The Daily Beast is reporting that May’s draft agreement obliges the U.K. to "pay at least £39bn to the EU to cover its financial obligations, introduce a 21-month 'transition period' after Brexit which would keep the U.K. aligned with EU rules." Further, the draft calls for Northern Ireland to forge "a deeper relationship with the EU than the rest of Britain to avoid a hard border with the Republic of Ireland."

Meanwhile, political uncertainty grew with additional ministers’ resignation over Brexit’s fate. That move roiled currency markets.

All things equal, a decline in the value of Britain’s national currency makes the price of its exports fall. That is good news for certain economic interests. For example, British exporters could benefit from such a change.

Back to U.K. politics, which is a part of — not apart from — economics.

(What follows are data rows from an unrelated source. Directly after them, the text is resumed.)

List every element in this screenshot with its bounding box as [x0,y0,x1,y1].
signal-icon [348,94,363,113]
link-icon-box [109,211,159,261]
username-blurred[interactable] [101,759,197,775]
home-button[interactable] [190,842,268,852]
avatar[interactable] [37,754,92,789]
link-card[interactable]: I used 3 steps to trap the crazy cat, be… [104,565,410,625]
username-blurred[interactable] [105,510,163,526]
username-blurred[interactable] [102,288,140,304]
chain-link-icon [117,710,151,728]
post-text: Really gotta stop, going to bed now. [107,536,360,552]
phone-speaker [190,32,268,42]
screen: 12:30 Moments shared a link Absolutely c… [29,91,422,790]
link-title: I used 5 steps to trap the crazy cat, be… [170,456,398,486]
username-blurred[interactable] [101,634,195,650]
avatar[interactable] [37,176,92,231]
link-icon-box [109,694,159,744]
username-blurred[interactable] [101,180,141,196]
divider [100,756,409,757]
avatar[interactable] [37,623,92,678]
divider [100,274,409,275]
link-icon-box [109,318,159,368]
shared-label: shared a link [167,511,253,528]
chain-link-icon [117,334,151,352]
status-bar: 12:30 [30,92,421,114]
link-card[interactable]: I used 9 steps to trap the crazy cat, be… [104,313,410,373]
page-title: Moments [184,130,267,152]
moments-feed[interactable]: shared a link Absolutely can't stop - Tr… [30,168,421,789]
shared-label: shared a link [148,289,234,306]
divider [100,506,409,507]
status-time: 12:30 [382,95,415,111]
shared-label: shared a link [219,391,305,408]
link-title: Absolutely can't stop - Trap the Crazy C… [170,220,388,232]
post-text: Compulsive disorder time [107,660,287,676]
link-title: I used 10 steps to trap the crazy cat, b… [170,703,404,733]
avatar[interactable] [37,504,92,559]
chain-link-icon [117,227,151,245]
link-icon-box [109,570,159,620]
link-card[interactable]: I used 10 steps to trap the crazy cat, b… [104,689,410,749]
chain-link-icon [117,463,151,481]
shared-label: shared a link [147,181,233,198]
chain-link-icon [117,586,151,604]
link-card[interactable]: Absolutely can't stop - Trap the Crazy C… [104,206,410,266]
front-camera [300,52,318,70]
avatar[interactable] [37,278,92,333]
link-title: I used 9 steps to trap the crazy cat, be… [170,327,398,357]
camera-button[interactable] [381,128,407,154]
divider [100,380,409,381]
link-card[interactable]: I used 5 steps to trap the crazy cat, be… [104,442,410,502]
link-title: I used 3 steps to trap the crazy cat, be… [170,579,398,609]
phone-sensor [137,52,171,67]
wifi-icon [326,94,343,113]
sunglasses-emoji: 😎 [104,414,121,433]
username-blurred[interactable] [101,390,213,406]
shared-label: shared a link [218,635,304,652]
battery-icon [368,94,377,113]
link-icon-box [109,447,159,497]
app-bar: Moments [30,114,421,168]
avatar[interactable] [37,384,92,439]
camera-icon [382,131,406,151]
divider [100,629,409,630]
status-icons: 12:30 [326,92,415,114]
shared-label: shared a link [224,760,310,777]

According to Scottish National Party lawmaker Ian Blackford, "With ministers falling like dominoes, it's clear the prime minister lacks the confidence of her cabinet — and has no hope of commanding a majority in Parliament for her bad Brexit deal."

Will her ability to helm parliamentary approval for Brexit surmount such opposition? Perhaps May could benefit with the help of President Trump, according to Tom Rogan of the Washington Examiner. The president’s penchant for volatile statements on and off Twitter, however, can polarize allies and foes alike.

"Ultimately, Trump has the opportunity here to support America's closest ally at a moment of its greatest need," according to Rogan. "For reasons of history and alliance, he should do so." Easy to say and not so easily done. Here is a part of the reason why.

If Trump charts that course of backing May’s Brexit deal, he would appear to weaken his nationalist sentiment stated ardently to supporters prior to the recent midterm elections in which the GOP retained Senate control but Democrats took the reins in the House. Shortly before the Nov. 6 vote, the president contrasted nationalism with globalism, with the latter a wrong-headed approach fashionable with Democrats who are unconcerned with the lives of Americans.

Politics makes strange bedfellows on both sides of the Atlantic, perhaps now more than in recent memory. Meanwhile, May’s Brexit deal, with or without Trump’s approval, is lurching forward.